Establishing Your Wardrobe | Part 3: The Styling


Hello and welcome to the 3rd part of the new series -

Establishing Your Wardrobe.

Make sure you've read part 1 - the why which will give you the first stepping stone to establishing your wardrobe, and part 2 - the inspiration which will show you how to find attainable inspiration for your style going forward.

Step 3 is 'the styling'

Once you've established the 'why' and ascertained your sources of inspiration, or have put a little mood board together, we're going to look at the pieces in your current wardrobe and figure out how they fit into the look you want to achieve.

In this section, we're going over the individual items (rather than the broad concept of style in the 1st part) to see what we can figure out and if the items will stay, be changed slightly, or go. This isn't inherently a process where we start from scratch or want to rapidly get rid of everything (unless you want that, of course), but one where we make considered decisions based on long term goals.

Remember to refer back to your inspo images or what you have in your mind, as we're aiming to keep it attainable and sustainable going forward!

Try everything on and be honest. Take photos if you need to. Go with your gut instinct and don't talk yourself out of your feelings.


Step 1 - Pick out the items you love

First of all, think out the items you know you already love and ones you gravitate towards. What do they say about you? Do they convey the message you're looking to show? What do you like about them specifically? Is it the material, the cut, the colour, how confident it makes you feel? Place them all in a separate section of your wardrobe or on a rail (if you have one) and see what they look like together.

Step 2 - Pick out the items that you don't love

Similarly to the above, what items do you always stay away from? This can be due to cut, colour, fit, material, or just how they feel on your body. Do you dislike them because you've got nothing to wear with them? Or do they have memories attached to them that you'd rather forget? Sometimes we cannot get over the cost per wear and pretend they don't exist in our wardrobes, but not today! Get em out and put them in a separate section to the above. When viewing them all together, do you have any particular thoughts?

Step 3 - Does it fit in with your lifestyle?

Looking at the items you like, do they fit in with your lifestyle? You might like that sparkly top, but are you actually going to wear it more than once or twice in its lifetime? Could you style it differently so it fits in with your every day style? Or are you happy to accept that you won't wear it often?

As Amy (founder of the brand Tibi) says, we have 3 categories: our foundational pieces (the WOFs), the in and outs and the had to haves. Each has a place in our wardrobe, but the foundational and in and out (ie seasonal) pieces make up the bulk of our wardrobe.

Step 4 - Why did you purchase these items to begin with?

This can sometimes be quite an emotional step, as purchases can have a lot of feeling attached to them (positive or negative), but being honest with why you bought that item - in terms of function or occasion - massively helps with not only curating your wardrobe but also curbing future purchases.

Sitting with the gravity of our purchases is important, I think.
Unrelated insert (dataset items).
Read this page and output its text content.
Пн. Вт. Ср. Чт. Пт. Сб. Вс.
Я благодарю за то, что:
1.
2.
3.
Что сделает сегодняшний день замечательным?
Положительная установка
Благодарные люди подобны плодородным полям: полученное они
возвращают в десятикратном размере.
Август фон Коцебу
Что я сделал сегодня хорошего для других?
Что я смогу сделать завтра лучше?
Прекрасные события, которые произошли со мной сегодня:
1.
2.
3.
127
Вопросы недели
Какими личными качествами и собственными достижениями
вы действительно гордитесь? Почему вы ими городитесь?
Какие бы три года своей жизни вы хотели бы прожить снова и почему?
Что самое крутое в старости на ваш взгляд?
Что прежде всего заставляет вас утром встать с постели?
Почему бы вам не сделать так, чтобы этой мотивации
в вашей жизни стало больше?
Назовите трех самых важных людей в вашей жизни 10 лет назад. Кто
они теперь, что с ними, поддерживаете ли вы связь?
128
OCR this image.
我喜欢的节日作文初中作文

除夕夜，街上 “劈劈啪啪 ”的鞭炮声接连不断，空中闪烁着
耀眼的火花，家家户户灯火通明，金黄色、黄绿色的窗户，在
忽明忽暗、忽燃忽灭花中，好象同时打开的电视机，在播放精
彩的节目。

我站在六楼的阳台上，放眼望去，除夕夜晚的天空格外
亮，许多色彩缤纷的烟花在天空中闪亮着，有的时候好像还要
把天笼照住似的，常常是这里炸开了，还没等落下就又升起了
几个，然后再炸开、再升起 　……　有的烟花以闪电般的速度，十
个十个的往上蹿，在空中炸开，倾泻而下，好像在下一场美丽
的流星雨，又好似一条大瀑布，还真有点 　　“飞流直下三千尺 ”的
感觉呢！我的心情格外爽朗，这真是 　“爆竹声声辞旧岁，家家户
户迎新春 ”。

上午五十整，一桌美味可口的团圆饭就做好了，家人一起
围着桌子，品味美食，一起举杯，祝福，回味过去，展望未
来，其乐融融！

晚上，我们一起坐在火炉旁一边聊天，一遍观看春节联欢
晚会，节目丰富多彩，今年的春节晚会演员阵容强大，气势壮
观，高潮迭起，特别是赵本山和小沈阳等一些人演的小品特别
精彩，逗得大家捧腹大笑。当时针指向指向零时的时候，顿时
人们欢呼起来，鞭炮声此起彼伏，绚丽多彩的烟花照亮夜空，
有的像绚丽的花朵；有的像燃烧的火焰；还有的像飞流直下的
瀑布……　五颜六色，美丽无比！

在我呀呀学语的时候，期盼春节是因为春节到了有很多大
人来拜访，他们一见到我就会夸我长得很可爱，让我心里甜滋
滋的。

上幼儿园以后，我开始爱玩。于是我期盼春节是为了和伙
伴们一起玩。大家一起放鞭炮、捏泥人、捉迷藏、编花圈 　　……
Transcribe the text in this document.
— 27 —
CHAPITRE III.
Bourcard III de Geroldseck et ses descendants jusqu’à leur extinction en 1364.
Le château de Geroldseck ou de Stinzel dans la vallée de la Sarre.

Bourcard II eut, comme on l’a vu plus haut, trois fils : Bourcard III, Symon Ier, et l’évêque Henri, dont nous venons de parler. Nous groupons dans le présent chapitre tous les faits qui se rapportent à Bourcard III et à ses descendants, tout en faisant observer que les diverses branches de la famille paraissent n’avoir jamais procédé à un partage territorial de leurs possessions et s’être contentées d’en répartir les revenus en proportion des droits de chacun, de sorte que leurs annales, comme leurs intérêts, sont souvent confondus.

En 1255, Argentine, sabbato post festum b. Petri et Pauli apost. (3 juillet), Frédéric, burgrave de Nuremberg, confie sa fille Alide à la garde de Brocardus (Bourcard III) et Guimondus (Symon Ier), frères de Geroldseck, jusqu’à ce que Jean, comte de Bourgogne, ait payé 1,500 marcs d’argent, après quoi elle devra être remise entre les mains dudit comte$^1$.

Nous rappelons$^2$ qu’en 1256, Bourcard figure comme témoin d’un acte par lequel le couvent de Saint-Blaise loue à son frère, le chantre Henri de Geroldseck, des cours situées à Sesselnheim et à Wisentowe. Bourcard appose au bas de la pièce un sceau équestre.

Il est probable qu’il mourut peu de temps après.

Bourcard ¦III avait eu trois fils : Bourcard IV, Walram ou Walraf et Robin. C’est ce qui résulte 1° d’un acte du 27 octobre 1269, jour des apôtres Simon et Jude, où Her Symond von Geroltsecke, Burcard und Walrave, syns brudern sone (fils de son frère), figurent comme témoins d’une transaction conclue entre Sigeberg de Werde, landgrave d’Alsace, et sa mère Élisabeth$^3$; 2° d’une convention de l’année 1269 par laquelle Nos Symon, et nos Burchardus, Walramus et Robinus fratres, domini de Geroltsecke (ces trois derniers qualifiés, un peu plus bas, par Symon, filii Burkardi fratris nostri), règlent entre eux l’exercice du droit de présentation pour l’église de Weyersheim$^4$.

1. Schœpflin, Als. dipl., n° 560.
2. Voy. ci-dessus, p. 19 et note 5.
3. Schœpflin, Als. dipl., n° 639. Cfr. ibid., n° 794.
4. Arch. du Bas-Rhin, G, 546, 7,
It helps up not only become more pragmatic, but also with not associating new items with a dopamine hit.

Hopefully using the steps above, you'll be able to establish what pieces in your wardrobe already reflect the style you would love and come to terms with any not so great purchases. It's perfectly ok to feel regret or uneasiness about your wardrobe, as it is an ongoing process, but as someone who used to hoard clothes and never had anything to wear, I promise once you get past the uncomfortable part, it becomes much easier!

Looking back at Step 1 and always asking 'why' throughout should help here too.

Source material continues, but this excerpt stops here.